My in-laws (Daddy and Mummy) live in a closed apartment community in Pune, India which is called a (housing) "society". I have been struck by the warm and close interactions with neighbors in their society. This became even more evident recently.

A couple of times Mummy tried to walk and fell in the small hours of the morning, and Daddy wasn't able to get her back up. Their neighbors not only rushed to their help in those times but also rallied to monitor and care for them for several days subsequently.

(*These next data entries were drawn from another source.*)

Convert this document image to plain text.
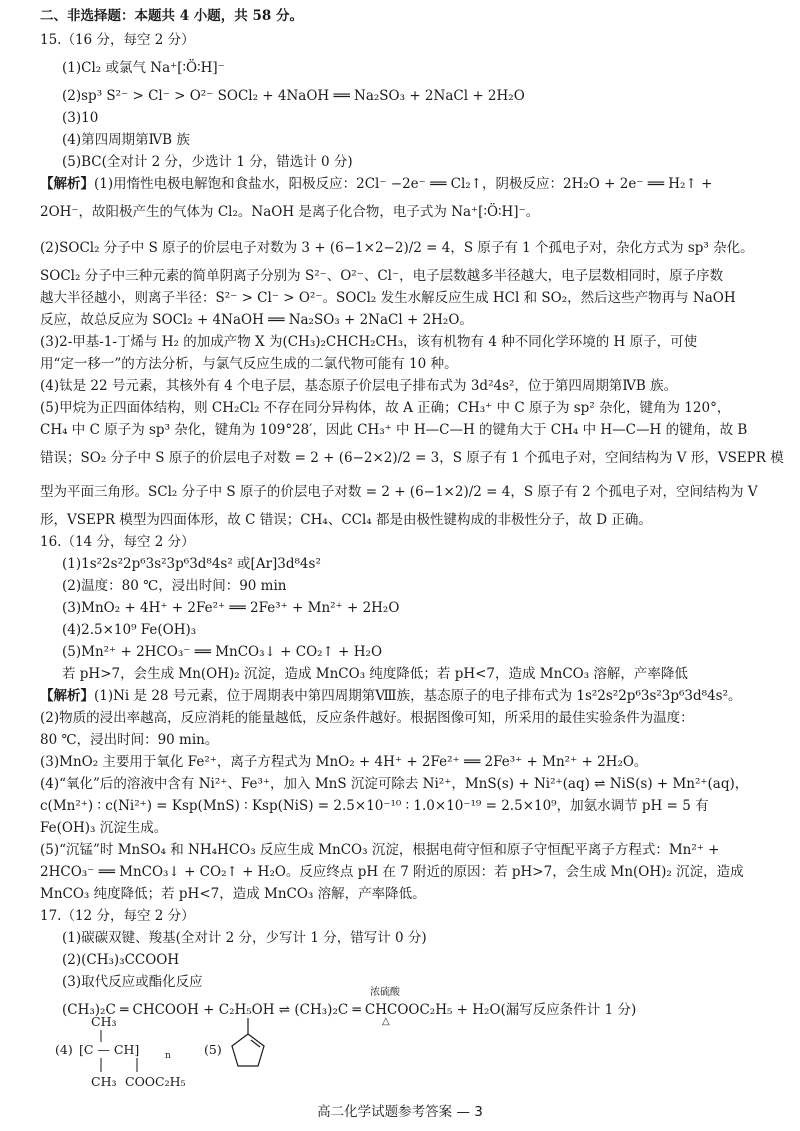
二、非选择题：本题共 4 小题，共 58 分。
15.（16 分，每空 2 分）
(1)Cl₂ 或氯气 Na⁺[∶Ö∶H]⁻
(2)sp³ S²⁻ > Cl⁻ > O²⁻ SOCl₂ + 4NaOH ══ Na₂SO₃ + 2NaCl + 2H₂O
(3)10
(4)第四周期第ⅣB 族
(5)BC(全对计 2 分，少选计 1 分，错选计 0 分)
【解析】(1)用惰性电极电解饱和食盐水，阳极反应：2Cl⁻ −2e⁻ ══ Cl₂↑，阴极反应：2H₂O + 2e⁻ ══ H₂↑ +
2OH⁻，故阳极产生的气体为 Cl₂。NaOH 是离子化合物，电子式为 Na⁺[∶Ö∶H]⁻。
(2)SOCl₂ 分子中 S 原子的价层电子对数为 3 + (6−1×2−2)/2 = 4，S 原子有 1 个孤电子对，杂化方式为 sp³ 杂化。
SOCl₂ 分子中三种元素的简单阴离子分别为 S²⁻、O²⁻、Cl⁻，电子层数越多半径越大，电子层数相同时，原子序数
越大半径越小，则离子半径：S²⁻ > Cl⁻ > O²⁻。SOCl₂ 发生水解反应生成 HCl 和 SO₂，然后这些产物再与 NaOH
反应，故总反应为 SOCl₂ + 4NaOH ══ Na₂SO₃ + 2NaCl + 2H₂O。
(3)2-甲基-1-丁烯与 H₂ 的加成产物 X 为(CH₃)₂CHCH₂CH₃，该有机物有 4 种不同化学环境的 H 原子，可使
用“定一移一”的方法分析，与氯气反应生成的二氯代物可能有 10 种。
(4)钛是 22 号元素，其核外有 4 个电子层，基态原子价层电子排布式为 3d²4s²，位于第四周期第ⅣB 族。
(5)甲烷为正四面体结构，则 CH₂Cl₂ 不存在同分异构体，故 A 正确；CH₃⁺ 中 C 原子为 sp² 杂化，键角为 120°，
CH₄ 中 C 原子为 sp³ 杂化，键角为 109°28′，因此 CH₃⁺ 中 H—C—H 的键角大于 CH₄ 中 H—C—H 的键角，故 B
错误；SO₂ 分子中 S 原子的价层电子对数 = 2 + (6−2×2)/2 = 3，S 原子有 1 个孤电子对，空间结构为 V 形，VSEPR 模
型为平面三角形。SCl₂ 分子中 S 原子的价层电子对数 = 2 + (6−1×2)/2 = 4，S 原子有 2 个孤电子对，空间结构为 V
形，VSEPR 模型为四面体形，故 C 错误；CH₄、CCl₄ 都是由极性键构成的非极性分子，故 D 正确。
16.（14 分，每空 2 分）
(1)1s²2s²2p⁶3s²3p⁶3d⁸4s² 或[Ar]3d⁸4s²
(2)温度：80 ℃，浸出时间：90 min
(3)MnO₂ + 4H⁺ + 2Fe²⁺ ══ 2Fe³⁺ + Mn²⁺ + 2H₂O
(4)2.5×10⁹ Fe(OH)₃
(5)Mn²⁺ + 2HCO₃⁻ ══ MnCO₃↓ + CO₂↑ + H₂O
若 pH>7，会生成 Mn(OH)₂ 沉淀，造成 MnCO₃ 纯度降低；若 pH<7，造成 MnCO₃ 溶解，产率降低
【解析】(1)Ni 是 28 号元素，位于周期表中第四周期第Ⅷ族，基态原子的电子排布式为 1s²2s²2p⁶3s²3p⁶3d⁸4s²。
(2)物质的浸出率越高，反应消耗的能量越低，反应条件越好。根据图像可知，所采用的最佳实验条件为温度：
80 ℃，浸出时间：90 min。
(3)MnO₂ 主要用于氧化 Fe²⁺，离子方程式为 MnO₂ + 4H⁺ + 2Fe²⁺ ══ 2Fe³⁺ + Mn²⁺ + 2H₂O。
(4)“氧化”后的溶液中含有 Ni²⁺、Fe³⁺，加入 MnS 沉淀可除去 Ni²⁺，MnS(s) + Ni²⁺(aq) ⇌ NiS(s) + Mn²⁺(aq)，
c(Mn²⁺) ∶ c(Ni²⁺) = Ksp(MnS) ∶ Ksp(NiS) = 2.5×10⁻¹⁰ ∶ 1.0×10⁻¹⁹ = 2.5×10⁹，加氨水调节 pH = 5 有
Fe(OH)₃ 沉淀生成。
(5)“沉锰”时 MnSO₄ 和 NH₄HCO₃ 反应生成 MnCO₃ 沉淀，根据电荷守恒和原子守恒配平离子方程式：Mn²⁺ +
2HCO₃⁻ ══ MnCO₃↓ + CO₂↑ + H₂O。反应终点 pH 在 7 附近的原因：若 pH>7，会生成 Mn(OH)₂ 沉淀，造成
MnCO₃ 纯度降低；若 pH<7，造成 MnCO₃ 溶解，产率降低。
17.（12 分，每空 2 分）
(1)碳碳双键、羧基(全对计 2 分，少写计 1 分，错写计 0 分)
(2)(CH₃)₃CCOOH
(3)取代反应或酯化反应
浓硫酸
(CH₃)₂C ═ CHCOOH + C₂H₅OH ⇌ (CH₃)₂C ═ CHCOOC₂H₅ + H₂O(漏写反应条件计 1 分)
△
(4)
CH₃
[C — CH]	n
CH₃ COOC₂H₅
(5)
高二化学试题参考答案 — 3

I (and subsequently Anita) arrived from the US and had both my in-laws hospitalized. In the next several weeks they overcame a number of conditions on the road to recovery. In this time as well the close involvement of neighbors was striking. Some examples:
  • Some neighbors visited Daddy and Mummy in the rather distant hospital. Many more were intending to do so but heeded my request about no visitors so we could concentrate on their treatment

  • Immediate neighbors took charge, discontinued part-time help and stopped delivery of supplies, newspapers, etc., to my in-law's apartment during their hospital stay. I hadn't anticipated any of this in the midst of the medical emergency

  • After their return home, Daddy and Mummy had streams of visiting neighbors to welcome them back. Many brought along children or grandchildren to help cheer them up. I was impressed seeing these kids under 10 years of age patiently and respectfully spending time with my in-laws when they could be doing more fun things elsewhere

  • Many came forward with local information and advice that was helpful to us in making arrangements and settling my in-laws back down

  • This Mira Society has over a thousand residents, yet a third of them seemed to know about our predicament, and who I was. I'd cross and greet apparent strangers walking in the internal streets here and they'd stop me to ask about my in-laws, and how long I planned to remain in Pune

Life in Mira Society is of course not typical of that in other places. In Delhi and Mumbai we see neighbor interactions that more closely mirror those in the urban US.

My in-laws have stayed in Mira Society for over 30 years, and I can understand their reluctance to move to a service apartment as we have urged, that is more suited to elderly care.